Trois fois qu’il passe, et trois fois, c’est beaucoup. Même pour un salon du livre. En général, les gens ils s’arrêtent pas. Un regard, un sourire de temps en temps, mais rien d’autre qu’une espèce de compassion qu’ils affichent en fuyant vers un auteur à succès.

Donc trois fois, c’est beaucoup. C’est même bizarre. D’ailleurs, il est bizarre. Attends, je vais t’expliquer. Comme s’il cachait derrière cette façade un truc tout noir, que t’apercevrais à travers ses yeux.

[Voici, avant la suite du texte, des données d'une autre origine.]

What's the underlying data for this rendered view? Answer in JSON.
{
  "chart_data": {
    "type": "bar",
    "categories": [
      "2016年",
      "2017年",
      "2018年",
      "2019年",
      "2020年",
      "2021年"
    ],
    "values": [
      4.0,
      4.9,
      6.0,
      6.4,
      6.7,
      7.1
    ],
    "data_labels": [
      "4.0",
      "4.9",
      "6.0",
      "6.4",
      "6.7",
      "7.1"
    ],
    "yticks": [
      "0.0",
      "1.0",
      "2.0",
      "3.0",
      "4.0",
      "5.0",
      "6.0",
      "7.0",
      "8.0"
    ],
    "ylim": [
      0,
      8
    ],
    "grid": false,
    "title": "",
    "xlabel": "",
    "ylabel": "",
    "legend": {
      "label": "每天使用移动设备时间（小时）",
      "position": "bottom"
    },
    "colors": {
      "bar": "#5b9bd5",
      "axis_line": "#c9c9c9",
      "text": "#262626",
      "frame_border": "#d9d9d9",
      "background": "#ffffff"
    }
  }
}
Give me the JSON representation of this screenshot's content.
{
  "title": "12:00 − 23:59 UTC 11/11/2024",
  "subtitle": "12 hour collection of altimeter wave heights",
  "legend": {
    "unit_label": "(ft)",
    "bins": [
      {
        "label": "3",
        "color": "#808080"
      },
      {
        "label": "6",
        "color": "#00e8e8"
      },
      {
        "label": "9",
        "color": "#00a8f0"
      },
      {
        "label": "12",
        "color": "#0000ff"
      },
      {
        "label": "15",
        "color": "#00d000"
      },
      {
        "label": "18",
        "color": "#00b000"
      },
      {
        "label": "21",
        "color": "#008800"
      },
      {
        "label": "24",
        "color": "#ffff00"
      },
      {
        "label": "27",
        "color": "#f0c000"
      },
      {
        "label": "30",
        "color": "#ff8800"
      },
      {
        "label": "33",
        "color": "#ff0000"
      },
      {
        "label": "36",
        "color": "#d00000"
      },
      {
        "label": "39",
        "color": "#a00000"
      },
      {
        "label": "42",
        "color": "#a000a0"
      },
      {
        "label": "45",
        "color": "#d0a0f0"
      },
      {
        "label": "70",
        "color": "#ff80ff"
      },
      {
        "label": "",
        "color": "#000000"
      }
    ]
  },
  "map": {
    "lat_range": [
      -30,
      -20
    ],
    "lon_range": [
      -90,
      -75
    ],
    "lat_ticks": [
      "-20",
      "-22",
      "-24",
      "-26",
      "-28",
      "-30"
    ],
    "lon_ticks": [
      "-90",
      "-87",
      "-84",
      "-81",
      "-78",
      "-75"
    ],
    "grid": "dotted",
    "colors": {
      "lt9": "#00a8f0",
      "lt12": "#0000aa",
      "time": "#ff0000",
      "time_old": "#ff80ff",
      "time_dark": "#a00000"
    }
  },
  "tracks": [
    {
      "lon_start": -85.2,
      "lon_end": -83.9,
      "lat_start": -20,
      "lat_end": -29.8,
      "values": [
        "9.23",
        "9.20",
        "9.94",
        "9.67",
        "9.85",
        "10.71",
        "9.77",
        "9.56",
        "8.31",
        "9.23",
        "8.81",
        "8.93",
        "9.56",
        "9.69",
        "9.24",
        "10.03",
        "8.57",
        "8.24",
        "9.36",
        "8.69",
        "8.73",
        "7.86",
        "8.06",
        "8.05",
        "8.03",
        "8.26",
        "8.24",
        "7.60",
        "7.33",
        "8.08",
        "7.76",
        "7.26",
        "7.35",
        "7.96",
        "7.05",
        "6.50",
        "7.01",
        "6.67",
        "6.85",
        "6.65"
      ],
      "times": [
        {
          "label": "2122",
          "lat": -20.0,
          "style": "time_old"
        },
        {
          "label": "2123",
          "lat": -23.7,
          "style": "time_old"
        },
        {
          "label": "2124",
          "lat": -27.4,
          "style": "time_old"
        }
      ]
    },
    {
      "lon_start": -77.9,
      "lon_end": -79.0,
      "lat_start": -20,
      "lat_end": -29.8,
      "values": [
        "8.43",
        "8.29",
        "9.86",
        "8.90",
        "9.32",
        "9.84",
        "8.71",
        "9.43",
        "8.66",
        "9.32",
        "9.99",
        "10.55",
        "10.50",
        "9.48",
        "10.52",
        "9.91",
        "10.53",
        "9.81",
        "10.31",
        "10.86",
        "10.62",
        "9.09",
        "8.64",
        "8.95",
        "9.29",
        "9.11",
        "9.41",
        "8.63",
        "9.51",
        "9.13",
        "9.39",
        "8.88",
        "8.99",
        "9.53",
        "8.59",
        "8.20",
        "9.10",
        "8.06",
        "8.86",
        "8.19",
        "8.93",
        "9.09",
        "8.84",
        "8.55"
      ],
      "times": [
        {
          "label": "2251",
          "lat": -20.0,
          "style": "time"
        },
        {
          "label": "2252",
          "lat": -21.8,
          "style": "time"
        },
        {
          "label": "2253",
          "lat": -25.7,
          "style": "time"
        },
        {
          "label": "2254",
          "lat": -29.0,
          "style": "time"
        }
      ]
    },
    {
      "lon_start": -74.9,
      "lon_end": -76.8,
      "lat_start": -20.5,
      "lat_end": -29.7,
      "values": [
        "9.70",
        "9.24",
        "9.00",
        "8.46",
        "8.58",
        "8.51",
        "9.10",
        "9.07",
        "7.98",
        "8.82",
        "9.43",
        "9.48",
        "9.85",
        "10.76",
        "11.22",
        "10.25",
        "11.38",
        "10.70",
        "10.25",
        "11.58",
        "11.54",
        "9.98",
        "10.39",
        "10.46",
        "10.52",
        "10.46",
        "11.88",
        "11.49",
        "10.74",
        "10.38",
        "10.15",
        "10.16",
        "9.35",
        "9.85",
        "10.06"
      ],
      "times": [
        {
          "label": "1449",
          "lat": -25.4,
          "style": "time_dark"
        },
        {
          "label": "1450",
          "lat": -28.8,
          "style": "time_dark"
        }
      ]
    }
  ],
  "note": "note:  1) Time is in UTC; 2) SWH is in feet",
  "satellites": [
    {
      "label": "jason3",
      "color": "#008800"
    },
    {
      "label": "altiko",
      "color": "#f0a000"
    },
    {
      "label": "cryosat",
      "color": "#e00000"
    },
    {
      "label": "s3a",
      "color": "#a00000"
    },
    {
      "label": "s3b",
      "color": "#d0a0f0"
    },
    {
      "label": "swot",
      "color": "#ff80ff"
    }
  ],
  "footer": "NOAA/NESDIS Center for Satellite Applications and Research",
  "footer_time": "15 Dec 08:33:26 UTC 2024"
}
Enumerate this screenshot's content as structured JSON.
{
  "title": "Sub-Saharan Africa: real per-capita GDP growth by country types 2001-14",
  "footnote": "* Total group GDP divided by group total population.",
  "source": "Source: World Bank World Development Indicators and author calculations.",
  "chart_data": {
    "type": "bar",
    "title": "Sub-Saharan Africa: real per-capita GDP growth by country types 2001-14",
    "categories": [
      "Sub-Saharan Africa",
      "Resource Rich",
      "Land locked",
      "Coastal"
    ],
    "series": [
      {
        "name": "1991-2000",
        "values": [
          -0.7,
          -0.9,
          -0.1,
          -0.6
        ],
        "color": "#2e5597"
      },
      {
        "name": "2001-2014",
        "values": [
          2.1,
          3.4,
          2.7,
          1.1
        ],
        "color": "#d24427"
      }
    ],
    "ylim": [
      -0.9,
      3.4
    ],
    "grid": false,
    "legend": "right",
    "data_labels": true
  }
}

Le sourire, c’est trop aussi. Bien sûr que c’est trop. Quand il s’approche avec le même sourire, presque figé, que celui qu’il affiche depuis au moins deux minutes montre en main, je sais que ce qu’il va dire va pas me plaire. Je le sais avant même qu’il ouvre la bouche.

– Ça va ? Pas trop dur ?

Je fais le type étonné.

– Comment ça trop dur ? Je lui dis.

– Ben oui. Vous êtes là, comme des animaux dans un zoo, et nous on passe, on vous file un billet, comme on jette des cacahuètes aux macaques au fond de leur cage… Des animaux, c’est ce que vous êtes.

C’est ça. Je savais que ça me plairait pas. Ça me plaît pas, pas parce que c’est méchant, mais simplement parce qu’il a raison. On est comme des singes au fond d’une cage.

– Ça parle de quoi votre bouquin ?

De rien, j’ai envie de répondre. Ça parle de rien. Juste de la vie. Celle que j’aurais voulu vivre, mais que j’ai laissée passer.

– Ça parle de la vie. Juste de la vie.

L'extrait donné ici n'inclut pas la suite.